Lieber Herr Goldmann!

Wenn ich nicht eher geschrieben habe, ist der Grund meine Manieristische Furcht für die deutsche Sprache. Oft habe ich an Ihnen gedacht, an Ihnen und Ihren Freunden. Ja, lieber Herr, Freundschaft und Sympathie kann man sich nicht verklaren. Vom ersten Tag’, ich Sie sah, habe ich Sie lieb, und ich hoffe, wie Sie, dass unsre Freundschaft in aller Zukunft dauern wird – |auch wenn ich ein schlechter Briefschreiber bin.
Ich vergesse aber ganz meinen Dank und den meiner Frau zu bringen für die Zusendung der franzoesischen Chansons. Meine Frau freut sich sehr sie zu singen – ich sie zu hören.
Ich bin jetzt Subscribent der Frankf. Zeitung  und habe neulich da eine ausgezeichnete Dreyfus-Feuilleton von Ihnen gelesen. Das ist das beste, was ich von dieser merkwürdigen Sache gelesen.
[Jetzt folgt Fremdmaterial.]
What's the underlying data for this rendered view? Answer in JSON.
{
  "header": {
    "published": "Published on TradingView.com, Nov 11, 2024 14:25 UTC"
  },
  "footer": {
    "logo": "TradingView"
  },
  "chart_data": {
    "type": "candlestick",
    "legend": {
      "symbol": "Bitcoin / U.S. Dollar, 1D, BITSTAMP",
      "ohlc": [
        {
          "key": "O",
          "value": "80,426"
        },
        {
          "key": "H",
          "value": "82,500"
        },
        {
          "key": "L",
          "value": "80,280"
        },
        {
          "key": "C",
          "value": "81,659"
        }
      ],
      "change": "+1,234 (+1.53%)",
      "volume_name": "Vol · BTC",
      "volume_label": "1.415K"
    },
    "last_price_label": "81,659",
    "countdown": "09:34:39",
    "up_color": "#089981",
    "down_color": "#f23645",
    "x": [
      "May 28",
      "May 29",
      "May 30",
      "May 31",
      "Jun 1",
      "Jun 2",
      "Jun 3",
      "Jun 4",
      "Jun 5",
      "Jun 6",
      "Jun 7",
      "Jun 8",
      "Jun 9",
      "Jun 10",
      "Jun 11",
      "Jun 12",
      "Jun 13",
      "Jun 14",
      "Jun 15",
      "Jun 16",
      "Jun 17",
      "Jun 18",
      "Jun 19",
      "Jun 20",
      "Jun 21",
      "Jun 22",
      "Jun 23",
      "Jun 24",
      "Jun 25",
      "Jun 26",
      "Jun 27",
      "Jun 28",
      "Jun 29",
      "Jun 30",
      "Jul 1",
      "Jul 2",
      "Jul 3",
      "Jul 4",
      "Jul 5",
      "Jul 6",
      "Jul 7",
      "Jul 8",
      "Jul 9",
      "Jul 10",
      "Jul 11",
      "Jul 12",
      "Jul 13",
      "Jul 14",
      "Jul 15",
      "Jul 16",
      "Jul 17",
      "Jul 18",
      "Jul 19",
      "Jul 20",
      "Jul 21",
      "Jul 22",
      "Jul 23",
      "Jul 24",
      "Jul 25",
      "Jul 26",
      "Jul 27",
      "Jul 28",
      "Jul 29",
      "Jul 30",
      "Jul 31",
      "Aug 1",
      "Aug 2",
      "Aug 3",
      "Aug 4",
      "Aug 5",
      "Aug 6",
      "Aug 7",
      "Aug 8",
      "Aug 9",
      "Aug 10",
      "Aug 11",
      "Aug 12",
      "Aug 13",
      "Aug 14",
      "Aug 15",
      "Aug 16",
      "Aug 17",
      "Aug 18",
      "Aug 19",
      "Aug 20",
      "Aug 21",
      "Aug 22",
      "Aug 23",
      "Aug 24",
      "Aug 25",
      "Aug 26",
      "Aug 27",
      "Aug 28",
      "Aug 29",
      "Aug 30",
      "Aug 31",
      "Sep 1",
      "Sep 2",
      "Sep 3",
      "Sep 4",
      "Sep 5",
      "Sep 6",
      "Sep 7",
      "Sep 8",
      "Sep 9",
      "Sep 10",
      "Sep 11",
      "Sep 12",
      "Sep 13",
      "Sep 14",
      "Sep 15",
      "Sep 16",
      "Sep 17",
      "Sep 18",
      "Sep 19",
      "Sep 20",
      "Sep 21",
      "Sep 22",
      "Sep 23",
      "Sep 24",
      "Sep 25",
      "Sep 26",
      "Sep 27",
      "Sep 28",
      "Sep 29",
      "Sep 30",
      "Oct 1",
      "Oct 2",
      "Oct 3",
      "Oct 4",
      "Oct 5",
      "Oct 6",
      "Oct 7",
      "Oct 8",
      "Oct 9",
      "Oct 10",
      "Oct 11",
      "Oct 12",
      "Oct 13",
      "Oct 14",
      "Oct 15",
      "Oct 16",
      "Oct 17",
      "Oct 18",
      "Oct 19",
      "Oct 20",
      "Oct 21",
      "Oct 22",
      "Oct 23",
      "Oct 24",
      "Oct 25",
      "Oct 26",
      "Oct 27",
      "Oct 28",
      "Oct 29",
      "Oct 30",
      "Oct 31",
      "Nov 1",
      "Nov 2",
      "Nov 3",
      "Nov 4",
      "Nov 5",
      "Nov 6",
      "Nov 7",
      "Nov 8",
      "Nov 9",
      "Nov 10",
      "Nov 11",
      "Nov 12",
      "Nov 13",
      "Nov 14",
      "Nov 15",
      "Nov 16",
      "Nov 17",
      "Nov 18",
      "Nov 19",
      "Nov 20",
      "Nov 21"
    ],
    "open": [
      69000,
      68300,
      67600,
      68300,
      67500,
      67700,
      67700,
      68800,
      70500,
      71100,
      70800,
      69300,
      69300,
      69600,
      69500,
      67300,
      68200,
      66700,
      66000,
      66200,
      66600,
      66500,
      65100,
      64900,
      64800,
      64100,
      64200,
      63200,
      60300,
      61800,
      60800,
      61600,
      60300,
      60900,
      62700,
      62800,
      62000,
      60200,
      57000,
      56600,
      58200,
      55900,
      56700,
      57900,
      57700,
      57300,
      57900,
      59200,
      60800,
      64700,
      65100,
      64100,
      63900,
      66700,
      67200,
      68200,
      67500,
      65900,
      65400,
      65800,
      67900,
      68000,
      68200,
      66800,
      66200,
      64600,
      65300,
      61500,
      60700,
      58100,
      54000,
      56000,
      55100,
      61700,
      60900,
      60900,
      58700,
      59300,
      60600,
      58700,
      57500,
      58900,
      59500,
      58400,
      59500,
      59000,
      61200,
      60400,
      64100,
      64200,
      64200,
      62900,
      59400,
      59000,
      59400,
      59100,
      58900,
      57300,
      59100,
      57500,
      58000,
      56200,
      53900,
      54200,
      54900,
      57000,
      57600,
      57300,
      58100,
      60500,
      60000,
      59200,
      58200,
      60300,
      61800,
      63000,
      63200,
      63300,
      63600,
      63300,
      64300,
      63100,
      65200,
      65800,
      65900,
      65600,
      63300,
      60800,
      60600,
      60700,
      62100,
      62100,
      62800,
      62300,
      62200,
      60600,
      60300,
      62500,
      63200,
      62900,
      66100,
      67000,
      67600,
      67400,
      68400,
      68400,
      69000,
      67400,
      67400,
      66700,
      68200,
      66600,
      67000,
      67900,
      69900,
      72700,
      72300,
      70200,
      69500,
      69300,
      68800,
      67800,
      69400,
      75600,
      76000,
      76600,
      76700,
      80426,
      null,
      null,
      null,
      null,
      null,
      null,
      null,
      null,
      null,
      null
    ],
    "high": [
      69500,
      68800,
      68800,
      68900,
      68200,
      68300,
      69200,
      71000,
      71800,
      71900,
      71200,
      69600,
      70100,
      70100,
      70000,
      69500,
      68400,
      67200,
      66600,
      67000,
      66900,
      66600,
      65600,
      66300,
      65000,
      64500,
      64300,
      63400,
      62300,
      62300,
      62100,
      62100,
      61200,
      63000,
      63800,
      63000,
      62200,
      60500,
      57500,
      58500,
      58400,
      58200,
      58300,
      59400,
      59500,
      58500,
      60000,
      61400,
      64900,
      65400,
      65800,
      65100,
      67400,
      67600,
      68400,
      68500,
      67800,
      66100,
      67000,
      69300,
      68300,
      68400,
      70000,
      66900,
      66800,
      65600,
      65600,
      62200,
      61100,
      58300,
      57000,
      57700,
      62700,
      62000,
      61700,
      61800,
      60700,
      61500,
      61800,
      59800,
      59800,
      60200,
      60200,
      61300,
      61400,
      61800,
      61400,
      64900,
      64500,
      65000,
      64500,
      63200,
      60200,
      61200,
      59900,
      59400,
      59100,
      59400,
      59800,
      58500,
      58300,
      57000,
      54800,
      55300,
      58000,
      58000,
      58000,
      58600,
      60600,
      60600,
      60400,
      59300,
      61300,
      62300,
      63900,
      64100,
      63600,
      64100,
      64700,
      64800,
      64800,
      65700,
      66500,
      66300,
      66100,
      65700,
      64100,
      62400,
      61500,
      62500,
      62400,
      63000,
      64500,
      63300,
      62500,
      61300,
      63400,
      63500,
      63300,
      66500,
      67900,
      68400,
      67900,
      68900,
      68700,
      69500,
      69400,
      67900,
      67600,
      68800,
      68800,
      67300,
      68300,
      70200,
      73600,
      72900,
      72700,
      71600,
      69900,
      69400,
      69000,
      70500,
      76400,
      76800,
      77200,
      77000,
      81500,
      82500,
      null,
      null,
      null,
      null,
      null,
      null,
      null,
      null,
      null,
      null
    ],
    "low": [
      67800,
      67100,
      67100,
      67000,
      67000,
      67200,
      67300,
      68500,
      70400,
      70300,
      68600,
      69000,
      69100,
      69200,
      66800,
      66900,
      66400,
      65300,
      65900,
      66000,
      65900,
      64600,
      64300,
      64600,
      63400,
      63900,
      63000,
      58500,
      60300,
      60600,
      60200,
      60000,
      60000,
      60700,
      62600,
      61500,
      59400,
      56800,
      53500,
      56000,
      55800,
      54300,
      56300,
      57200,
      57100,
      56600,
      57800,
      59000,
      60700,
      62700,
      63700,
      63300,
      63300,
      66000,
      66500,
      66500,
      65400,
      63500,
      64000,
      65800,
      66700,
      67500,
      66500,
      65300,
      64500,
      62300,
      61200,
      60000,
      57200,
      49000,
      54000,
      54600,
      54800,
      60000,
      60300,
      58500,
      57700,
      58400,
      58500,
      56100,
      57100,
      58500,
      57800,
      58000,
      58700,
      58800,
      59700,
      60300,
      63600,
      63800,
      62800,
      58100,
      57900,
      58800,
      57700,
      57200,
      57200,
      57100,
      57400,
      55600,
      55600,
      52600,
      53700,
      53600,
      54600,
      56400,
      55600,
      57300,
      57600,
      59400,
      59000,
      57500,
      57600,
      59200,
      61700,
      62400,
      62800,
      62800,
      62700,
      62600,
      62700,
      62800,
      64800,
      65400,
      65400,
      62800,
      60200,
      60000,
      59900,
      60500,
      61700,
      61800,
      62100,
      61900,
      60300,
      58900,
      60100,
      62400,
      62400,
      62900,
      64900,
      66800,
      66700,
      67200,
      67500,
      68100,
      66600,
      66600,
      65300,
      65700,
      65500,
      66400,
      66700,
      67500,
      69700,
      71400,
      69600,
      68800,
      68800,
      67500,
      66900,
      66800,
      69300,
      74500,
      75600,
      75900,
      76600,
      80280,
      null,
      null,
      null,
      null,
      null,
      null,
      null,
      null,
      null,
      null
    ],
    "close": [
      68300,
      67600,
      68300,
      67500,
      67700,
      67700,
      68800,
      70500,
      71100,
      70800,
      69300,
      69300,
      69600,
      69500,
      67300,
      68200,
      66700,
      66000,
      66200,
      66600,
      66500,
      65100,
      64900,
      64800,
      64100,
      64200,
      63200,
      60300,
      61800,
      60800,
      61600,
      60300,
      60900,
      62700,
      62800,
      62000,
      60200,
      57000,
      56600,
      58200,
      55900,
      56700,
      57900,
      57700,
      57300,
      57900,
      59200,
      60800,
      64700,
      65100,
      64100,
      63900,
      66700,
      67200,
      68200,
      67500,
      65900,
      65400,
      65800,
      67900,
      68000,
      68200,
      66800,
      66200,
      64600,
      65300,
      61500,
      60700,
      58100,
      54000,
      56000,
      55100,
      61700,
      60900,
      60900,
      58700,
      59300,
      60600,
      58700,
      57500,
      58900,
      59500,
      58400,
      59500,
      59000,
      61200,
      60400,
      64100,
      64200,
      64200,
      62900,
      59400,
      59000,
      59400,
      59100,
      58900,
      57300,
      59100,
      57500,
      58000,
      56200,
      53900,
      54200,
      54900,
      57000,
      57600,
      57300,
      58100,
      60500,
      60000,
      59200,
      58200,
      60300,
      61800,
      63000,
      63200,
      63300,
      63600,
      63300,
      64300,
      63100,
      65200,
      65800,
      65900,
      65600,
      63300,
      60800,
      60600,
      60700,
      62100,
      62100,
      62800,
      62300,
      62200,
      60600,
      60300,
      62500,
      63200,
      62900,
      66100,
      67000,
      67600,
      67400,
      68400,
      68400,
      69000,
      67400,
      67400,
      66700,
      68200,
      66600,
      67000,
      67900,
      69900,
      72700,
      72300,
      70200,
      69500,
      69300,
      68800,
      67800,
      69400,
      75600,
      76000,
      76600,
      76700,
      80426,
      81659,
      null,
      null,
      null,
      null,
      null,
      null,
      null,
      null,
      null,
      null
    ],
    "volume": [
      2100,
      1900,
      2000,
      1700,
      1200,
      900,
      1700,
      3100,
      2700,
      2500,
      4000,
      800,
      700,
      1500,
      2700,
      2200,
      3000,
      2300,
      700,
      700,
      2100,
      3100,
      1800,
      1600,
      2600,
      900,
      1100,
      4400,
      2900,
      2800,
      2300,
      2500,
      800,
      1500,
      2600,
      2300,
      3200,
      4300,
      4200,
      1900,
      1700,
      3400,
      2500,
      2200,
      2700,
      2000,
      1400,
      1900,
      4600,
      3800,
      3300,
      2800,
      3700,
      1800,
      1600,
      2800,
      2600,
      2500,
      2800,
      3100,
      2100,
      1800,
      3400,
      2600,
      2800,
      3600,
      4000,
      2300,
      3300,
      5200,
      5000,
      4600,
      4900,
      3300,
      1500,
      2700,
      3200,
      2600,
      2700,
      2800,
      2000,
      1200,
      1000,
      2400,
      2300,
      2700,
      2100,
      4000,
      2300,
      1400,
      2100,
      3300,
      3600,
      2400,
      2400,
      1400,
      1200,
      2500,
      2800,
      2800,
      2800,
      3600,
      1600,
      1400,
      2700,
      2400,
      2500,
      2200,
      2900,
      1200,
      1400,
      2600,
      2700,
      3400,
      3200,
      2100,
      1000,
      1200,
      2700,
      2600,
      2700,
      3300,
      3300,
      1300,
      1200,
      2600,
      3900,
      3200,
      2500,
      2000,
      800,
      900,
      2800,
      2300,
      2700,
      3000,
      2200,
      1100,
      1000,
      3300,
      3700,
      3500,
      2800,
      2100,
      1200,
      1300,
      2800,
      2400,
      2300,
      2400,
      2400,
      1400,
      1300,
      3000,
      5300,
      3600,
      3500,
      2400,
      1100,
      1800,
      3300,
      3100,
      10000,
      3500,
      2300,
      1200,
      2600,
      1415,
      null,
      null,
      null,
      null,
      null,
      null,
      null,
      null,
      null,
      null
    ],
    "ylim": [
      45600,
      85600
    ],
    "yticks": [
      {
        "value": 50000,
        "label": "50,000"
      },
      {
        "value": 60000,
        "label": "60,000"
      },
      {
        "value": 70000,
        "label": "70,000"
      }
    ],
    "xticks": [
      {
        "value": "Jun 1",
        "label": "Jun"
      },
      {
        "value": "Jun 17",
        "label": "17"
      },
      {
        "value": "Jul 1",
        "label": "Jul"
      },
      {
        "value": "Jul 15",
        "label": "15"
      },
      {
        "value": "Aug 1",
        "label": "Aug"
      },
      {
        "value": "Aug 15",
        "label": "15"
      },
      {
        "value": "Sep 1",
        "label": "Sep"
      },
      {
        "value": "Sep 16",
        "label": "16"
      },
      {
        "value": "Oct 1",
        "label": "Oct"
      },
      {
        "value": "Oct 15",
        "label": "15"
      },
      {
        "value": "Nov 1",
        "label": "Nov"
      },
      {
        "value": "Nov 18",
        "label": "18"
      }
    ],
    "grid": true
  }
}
(Ich schreibe so undeutlich um meine Sprachfehler zu verbergen)
– – Ich wurde gestern in meinem |Schreiben unterbrochen und setze jetzt fort, d. 21. hujus.
Meine Frau hat in diesen Tagen im königlichen Theater ihre Entrée gehabt mit grossem Erfolg. In einer kleinen Ibsen-Rolle. Frl. Bernick in »Stützen der Gesellschaft«.
Dieses Jahr werde ich deutscher Journalist. Der vortreffliche Herr Fischer hat mich engagiert vier Briefe vom Norden in »Neue deutsche Rundschau« zu schreiben. Den ersten Brief habe ich schon fertig. Der kommt im October-Hefte.
Sie schreiben natürlich oft an Herrn Schnitzler und Beer-Hofmann. Sagen – bitte – den zwei liebenswertesten Menschen, dass sie mir nicht böse sein dürfen, weil sie nichts von mir noch gehört haben. Sie wissen ja alle |Drei den legitimen Grund meiner Stummheit.
Ach – könnten Sie nur alle Drei recht oft Abendvisiten machen und mit uns plaudern und lachen und bisweilen – weil es auch gut ist – ein bischen sentimental sein.
Lieber Freund – ich sende Ihnen alle meine besten Grüsse und meine Frau fügt ihre Grüsse zu den meinigen.
Vergessen Sie uns nicht und schreiben Sie bald wieder.